When melting chocolate over simmering water, make sure the base of the bowl isn’t touching the water – otherwise the heat can be too high and your chocolate will seize and turn grainy.
Nutrition
- Calories
- 728kcals
- Fat
- 51g (31g saturated)
- Protein
- 6.5g
- Carbohydrates
- 66.2g (55g sugar)
- Salt
- 0.8g
FAQs
What ingredient makes a cake rise - baking soda or baking powder?
It's complicated and the short answer is both do. Baking powder is a combination of chemicals and doesn't require a reaction. Baking soda provides rise because of a chemical reaction with other ingredients (specifically acids) so requires an acidic ingredient in the recipe also (buttermilk, yogurt etc. or plain vinegar).
How do you make a chocolate cake moist?
For a moist cake, look for recipes using real chocolate, ground nuts and oil rather than butter.
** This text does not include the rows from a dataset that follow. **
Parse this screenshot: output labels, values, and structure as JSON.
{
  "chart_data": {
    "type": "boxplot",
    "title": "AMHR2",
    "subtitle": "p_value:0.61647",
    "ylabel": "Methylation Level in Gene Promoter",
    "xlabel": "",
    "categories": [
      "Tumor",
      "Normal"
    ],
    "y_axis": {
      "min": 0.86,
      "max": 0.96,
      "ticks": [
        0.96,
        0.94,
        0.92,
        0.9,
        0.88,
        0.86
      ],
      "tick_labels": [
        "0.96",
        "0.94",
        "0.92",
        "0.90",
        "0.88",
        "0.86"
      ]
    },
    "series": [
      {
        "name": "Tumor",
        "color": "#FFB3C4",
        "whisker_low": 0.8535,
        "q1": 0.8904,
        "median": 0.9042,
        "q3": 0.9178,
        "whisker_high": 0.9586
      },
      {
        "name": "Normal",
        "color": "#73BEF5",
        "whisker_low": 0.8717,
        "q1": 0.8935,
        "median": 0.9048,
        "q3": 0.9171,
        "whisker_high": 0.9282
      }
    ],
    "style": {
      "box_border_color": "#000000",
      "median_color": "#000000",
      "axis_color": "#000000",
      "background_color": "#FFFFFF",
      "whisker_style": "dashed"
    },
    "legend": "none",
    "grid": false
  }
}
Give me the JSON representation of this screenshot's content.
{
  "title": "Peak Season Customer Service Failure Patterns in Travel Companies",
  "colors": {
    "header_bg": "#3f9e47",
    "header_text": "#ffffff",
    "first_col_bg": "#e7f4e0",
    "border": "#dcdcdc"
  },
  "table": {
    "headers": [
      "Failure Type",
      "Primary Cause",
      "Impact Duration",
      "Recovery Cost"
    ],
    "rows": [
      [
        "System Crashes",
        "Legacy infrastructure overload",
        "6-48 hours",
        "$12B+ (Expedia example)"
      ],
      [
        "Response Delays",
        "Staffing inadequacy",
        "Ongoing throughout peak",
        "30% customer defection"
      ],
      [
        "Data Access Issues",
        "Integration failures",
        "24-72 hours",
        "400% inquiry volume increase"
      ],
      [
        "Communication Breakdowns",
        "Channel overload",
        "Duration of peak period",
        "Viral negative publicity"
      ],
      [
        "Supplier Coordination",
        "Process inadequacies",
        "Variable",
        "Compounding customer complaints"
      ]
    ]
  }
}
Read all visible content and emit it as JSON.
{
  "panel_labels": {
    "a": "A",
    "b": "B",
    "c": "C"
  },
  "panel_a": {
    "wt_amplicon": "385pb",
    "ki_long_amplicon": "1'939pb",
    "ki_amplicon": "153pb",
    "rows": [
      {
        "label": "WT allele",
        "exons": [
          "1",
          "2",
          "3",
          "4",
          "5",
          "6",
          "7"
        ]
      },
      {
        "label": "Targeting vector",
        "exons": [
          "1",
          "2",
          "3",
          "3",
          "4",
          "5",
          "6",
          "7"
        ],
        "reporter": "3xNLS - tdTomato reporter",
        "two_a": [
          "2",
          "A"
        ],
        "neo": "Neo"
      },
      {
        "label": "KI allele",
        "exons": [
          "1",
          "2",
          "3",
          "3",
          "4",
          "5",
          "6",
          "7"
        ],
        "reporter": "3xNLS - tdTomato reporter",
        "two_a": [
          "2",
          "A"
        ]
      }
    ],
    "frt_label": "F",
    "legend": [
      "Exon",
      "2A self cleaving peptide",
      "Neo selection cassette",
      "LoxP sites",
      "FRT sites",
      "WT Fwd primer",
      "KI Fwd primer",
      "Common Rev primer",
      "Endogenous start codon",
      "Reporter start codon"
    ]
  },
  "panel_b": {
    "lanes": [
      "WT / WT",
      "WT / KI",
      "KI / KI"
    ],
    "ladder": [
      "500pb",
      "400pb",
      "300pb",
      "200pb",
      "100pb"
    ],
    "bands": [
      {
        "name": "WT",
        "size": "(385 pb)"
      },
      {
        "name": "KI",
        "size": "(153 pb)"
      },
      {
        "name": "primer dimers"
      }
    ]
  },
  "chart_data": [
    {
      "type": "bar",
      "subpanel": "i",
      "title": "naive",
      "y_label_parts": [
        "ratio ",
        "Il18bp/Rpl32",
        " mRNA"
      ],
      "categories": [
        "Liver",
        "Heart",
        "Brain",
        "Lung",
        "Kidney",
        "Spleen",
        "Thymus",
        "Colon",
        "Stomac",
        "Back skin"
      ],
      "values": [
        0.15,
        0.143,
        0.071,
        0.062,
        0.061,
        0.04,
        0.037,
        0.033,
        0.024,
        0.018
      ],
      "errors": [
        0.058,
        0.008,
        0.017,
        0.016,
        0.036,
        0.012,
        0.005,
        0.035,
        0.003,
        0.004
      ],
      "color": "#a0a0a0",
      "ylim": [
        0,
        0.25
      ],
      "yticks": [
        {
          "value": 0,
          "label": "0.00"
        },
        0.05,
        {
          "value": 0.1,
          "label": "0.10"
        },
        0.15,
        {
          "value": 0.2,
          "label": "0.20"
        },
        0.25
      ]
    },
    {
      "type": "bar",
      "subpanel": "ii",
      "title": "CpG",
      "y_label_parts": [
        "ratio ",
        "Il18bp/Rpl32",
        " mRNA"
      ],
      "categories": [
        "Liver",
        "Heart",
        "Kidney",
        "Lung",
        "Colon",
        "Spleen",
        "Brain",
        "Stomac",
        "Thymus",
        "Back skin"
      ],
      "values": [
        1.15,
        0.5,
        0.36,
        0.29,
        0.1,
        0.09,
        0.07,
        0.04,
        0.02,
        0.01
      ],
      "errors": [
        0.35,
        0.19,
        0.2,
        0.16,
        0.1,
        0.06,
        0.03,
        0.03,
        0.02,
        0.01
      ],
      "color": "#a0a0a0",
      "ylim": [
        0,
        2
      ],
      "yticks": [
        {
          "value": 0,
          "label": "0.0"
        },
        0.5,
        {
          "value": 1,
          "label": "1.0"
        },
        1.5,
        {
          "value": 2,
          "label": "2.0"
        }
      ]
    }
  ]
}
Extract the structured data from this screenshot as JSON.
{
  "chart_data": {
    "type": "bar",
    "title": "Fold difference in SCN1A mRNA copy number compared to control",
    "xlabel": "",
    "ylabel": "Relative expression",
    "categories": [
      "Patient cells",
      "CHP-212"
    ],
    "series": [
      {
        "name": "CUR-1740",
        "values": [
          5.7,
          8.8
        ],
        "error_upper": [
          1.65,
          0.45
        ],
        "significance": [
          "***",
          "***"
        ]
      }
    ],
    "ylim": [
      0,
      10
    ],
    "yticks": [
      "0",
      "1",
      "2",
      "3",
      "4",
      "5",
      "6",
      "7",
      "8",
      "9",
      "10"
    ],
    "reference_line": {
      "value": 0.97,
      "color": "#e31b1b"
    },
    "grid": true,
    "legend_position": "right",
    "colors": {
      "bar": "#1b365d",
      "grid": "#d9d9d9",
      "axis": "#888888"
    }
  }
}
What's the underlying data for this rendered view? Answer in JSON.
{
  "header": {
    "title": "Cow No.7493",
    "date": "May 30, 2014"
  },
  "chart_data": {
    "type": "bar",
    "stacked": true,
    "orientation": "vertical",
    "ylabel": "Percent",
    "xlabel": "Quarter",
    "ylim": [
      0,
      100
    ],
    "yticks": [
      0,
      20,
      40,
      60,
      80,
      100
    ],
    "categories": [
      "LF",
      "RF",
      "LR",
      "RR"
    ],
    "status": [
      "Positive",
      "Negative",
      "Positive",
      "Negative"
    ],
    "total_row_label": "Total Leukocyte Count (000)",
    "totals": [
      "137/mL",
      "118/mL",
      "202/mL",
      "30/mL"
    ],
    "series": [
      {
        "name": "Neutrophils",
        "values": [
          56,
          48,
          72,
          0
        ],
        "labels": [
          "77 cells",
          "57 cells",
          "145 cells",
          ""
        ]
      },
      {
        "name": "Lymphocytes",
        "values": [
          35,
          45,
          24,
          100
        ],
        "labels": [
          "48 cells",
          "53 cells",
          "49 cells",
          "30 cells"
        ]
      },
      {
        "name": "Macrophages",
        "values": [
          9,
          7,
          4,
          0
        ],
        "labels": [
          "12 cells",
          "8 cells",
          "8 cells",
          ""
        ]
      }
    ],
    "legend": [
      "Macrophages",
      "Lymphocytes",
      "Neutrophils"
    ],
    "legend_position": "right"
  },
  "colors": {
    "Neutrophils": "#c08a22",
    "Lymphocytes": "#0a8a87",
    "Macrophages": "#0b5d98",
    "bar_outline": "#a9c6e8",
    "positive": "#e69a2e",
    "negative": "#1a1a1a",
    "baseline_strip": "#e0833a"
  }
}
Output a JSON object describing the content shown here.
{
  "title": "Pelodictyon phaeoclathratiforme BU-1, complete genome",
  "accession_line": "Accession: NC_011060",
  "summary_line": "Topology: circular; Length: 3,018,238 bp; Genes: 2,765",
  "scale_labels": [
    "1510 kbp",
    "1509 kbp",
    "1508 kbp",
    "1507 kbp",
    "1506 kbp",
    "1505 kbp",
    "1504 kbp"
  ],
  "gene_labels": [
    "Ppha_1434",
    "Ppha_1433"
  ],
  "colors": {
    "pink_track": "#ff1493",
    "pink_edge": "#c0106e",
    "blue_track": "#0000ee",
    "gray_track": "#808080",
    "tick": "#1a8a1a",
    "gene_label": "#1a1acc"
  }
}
Also consider gluten free or flourless choc cakes for a super fudgy finish.
How can you make ahead and store this cake?
Cook and completely cool the cakes then wrap well in cling film and freeze for up to 3 months. Defrost at room temperature before decorating.
How do I stop chocolate cake from cracking?
Make sure the oven is at the right temperature (often happens if the oven is too high). If it rises too fast, it may dome and crack. Also don't over-bake the cake and make sure to bake in the centre of oven (though this is less of a problem in a fan oven).
How do I cover a chocolate cake with icing?
Start with a thin coating of icing (known as a crumb coat) then chill until the icing hardens. This will give a smoother surface to work with. Once chilled, coat roughly and fully in icing then use a cake scraper held at a 45 degree angle to smooth. A cake turntable also helps.